Assessing regional variability in collateral status is clinically relevant because it likely helps clinicians predict posttreatment regional tissue fate in a better manner. Moreover, improving methods of assessing collaterals on CTA is important because collaterals affect clinical decision-making in acute ischemic stroke by predicting tissue fate and clinical outcomes.Reference Goyal, Demchuk and Menon 9 , Reference Leng, Lan, Liu, Leung and Wong 10 Good collateral scoring appears to be associated with better clinical prognosis in patients with AIS.Reference Tan, Wan-Yee and Paliwal 11 Alternatively, poor collaterals are associated with poorer outcomes and even hemorrhagic transformation.Reference Brunner, Tomandl, Hanken, Hildebrandt and Kastrup 12
Our results show that approximately 11.5% of sCTA scans are acquired in the very early arterial phase or the late venous phase. As noted in previous studies, mistiming of CTA acquisition, especially with sCTAs, can result in mislabelling of collateral status.Reference Menon, D’Esterre and Qazi 13 , Reference Menon, Smith and Modi 14 Rate of contrast injection, time between contrast injection and image acquisition, and patient factors, including low cardiac ejection fraction, may introduce variability in assessment of collateral assessment with sCTA.Reference Brunner, Tomandl, Hanken, Hildebrandt and Kastrup 12 , Reference Soares, Tong and Hom 15 sCTA may capture anterior dominant patterns before the flow of contrast is sufficient in the posterior collateral circulation for collateral assessment; PCA-MCA filling may be slower than the ACA-MCA territory.Reference Arsava, Vural and Akpinar 16 These deficiencies with sCTA can be addressed to a significant extent using multiphase CTA.Reference Menon, D’Esterre and Qazi 13
Limitations of our study include relatively small sample size and the use of a single evaluator trained in the use of MGH, ASITN, and CC Scores.

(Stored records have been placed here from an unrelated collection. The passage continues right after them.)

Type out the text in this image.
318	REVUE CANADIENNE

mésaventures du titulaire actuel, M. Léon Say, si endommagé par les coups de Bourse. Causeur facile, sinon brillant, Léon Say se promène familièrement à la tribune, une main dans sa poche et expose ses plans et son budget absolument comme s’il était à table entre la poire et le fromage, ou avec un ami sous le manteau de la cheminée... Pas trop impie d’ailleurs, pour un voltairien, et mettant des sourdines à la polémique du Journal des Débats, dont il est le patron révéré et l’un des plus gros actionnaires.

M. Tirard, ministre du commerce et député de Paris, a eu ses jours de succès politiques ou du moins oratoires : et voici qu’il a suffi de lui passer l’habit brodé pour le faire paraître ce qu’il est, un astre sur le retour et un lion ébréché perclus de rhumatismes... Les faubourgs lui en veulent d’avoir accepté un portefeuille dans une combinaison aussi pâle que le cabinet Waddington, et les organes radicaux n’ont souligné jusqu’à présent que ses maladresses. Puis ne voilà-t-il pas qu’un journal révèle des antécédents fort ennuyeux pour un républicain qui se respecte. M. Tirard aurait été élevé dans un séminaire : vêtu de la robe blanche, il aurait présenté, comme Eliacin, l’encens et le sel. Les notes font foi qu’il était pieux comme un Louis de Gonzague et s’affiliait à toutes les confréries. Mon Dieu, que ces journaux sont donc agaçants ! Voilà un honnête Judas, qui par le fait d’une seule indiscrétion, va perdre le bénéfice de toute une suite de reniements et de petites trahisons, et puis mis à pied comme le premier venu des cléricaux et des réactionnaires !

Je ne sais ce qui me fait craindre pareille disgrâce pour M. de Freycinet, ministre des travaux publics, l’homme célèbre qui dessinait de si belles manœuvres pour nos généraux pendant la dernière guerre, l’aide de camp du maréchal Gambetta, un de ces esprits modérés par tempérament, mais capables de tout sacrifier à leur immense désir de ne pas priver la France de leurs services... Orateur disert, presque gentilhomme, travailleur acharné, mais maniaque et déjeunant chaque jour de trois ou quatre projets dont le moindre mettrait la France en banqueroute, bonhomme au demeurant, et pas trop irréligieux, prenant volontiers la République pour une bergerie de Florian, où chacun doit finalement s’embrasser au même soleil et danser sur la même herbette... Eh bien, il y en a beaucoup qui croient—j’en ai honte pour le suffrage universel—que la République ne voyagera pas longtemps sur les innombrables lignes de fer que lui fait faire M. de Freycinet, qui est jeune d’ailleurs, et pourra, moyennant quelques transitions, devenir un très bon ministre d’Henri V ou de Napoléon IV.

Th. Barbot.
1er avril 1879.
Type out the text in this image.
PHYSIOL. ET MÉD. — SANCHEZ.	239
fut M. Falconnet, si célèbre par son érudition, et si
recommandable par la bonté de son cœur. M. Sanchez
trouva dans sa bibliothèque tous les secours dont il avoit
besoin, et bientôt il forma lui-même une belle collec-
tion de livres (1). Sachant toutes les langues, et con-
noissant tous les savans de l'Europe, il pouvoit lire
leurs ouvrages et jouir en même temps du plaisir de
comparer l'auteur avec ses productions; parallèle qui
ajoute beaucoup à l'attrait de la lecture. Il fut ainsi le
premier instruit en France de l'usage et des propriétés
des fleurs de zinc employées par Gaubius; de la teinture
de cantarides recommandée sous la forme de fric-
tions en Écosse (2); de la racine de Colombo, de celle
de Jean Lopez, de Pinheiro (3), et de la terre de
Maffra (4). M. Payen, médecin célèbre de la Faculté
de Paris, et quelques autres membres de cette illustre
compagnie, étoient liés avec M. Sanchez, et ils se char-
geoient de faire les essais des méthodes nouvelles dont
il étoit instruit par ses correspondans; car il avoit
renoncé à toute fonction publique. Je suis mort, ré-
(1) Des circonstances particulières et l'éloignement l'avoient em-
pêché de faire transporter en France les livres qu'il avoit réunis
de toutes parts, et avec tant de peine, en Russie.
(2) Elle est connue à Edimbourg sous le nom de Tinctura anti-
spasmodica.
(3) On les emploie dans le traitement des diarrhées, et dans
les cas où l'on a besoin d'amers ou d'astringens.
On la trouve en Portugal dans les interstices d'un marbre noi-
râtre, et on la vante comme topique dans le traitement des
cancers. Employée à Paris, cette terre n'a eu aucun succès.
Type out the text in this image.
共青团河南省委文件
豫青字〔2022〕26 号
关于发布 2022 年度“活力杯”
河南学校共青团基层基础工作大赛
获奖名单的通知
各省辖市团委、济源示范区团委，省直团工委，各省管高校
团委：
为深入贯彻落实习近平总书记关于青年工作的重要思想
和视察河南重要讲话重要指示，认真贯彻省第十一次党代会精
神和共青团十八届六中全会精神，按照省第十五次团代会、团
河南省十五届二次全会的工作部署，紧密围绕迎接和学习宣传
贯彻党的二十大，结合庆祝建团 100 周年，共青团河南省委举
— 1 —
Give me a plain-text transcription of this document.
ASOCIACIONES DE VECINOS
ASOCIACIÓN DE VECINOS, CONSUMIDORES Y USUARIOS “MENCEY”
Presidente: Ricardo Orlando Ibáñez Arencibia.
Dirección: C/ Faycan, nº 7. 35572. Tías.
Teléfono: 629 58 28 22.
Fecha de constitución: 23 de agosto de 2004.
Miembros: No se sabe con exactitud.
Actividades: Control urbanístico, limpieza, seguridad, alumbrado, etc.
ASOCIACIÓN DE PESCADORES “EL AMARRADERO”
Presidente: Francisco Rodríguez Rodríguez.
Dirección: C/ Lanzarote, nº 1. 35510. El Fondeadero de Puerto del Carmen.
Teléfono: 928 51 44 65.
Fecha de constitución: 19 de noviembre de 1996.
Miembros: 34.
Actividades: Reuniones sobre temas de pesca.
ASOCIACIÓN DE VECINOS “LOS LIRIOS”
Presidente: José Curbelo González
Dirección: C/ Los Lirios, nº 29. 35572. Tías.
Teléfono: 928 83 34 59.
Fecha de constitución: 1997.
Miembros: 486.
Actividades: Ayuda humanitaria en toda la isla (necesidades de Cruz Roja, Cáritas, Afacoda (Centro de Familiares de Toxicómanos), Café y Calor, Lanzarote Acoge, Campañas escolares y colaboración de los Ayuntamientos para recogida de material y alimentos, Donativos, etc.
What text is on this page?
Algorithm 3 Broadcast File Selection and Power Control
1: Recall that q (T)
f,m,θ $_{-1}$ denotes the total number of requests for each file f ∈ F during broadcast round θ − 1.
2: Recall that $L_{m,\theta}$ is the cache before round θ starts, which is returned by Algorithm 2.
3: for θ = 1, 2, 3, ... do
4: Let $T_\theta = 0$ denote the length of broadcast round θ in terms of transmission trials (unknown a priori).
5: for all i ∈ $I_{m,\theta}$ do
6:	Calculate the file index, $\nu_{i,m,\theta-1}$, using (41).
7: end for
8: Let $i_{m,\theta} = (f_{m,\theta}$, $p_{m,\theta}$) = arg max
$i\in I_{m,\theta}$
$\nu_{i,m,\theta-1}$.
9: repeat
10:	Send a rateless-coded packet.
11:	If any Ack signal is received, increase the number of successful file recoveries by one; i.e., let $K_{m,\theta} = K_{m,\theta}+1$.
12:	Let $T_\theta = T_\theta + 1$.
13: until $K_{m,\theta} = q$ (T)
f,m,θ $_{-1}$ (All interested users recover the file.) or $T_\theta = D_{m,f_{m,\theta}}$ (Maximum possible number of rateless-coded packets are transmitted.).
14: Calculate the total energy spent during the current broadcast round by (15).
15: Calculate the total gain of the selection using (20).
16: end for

Collateral assessments in patients with acute ischemic stroke are best done using CTA, preferably with adequate temporal resolution and by assessing regional variability. Moreover, ACA-MCA and MCA-PCA collaterals should be evaluated separately because the ASITN score and MGH score may not account for collateral regional variability.
Acknowledgements and Funding
The authors thank the University of Calgary Department of Clinical Neurosciences, the Hotchkiss Brain Institute, and the Calgary Stroke Program for their ongoing support, and the reviewers at Canadian Journal of Neurological Sciences for their hard work and consideration.
The Identifying Novel Approaches to Optimize Arterial Imaging Interpretation for Predicting and Measuring Recanalization Whatever the Treatment and to Optimize Parenchymal Imaging Interpretation for Prediction of Early Neurological Recovery After Recanalization Using Serial CT Angiography (INTERRSeCT) study was funded through a grant from the Canadian Institute of Health Research (CIHR). BKM holds the current Heart and Stroke Foundation/University of Calgary Professorship in Stroke Imaging and a CIHR New Investigator Award.
BKM reports the following disclosures: Canadian Institute of Health Research (CIHR): grant recipient, CIHR grant, New Investigator Award recipient, CIHR award. Heart and Stroke Foundation: professorship, and award. CC, AT, SIS, EQ, ASAL, MB, CD, MA, AMD, and MG have nothing to disclose.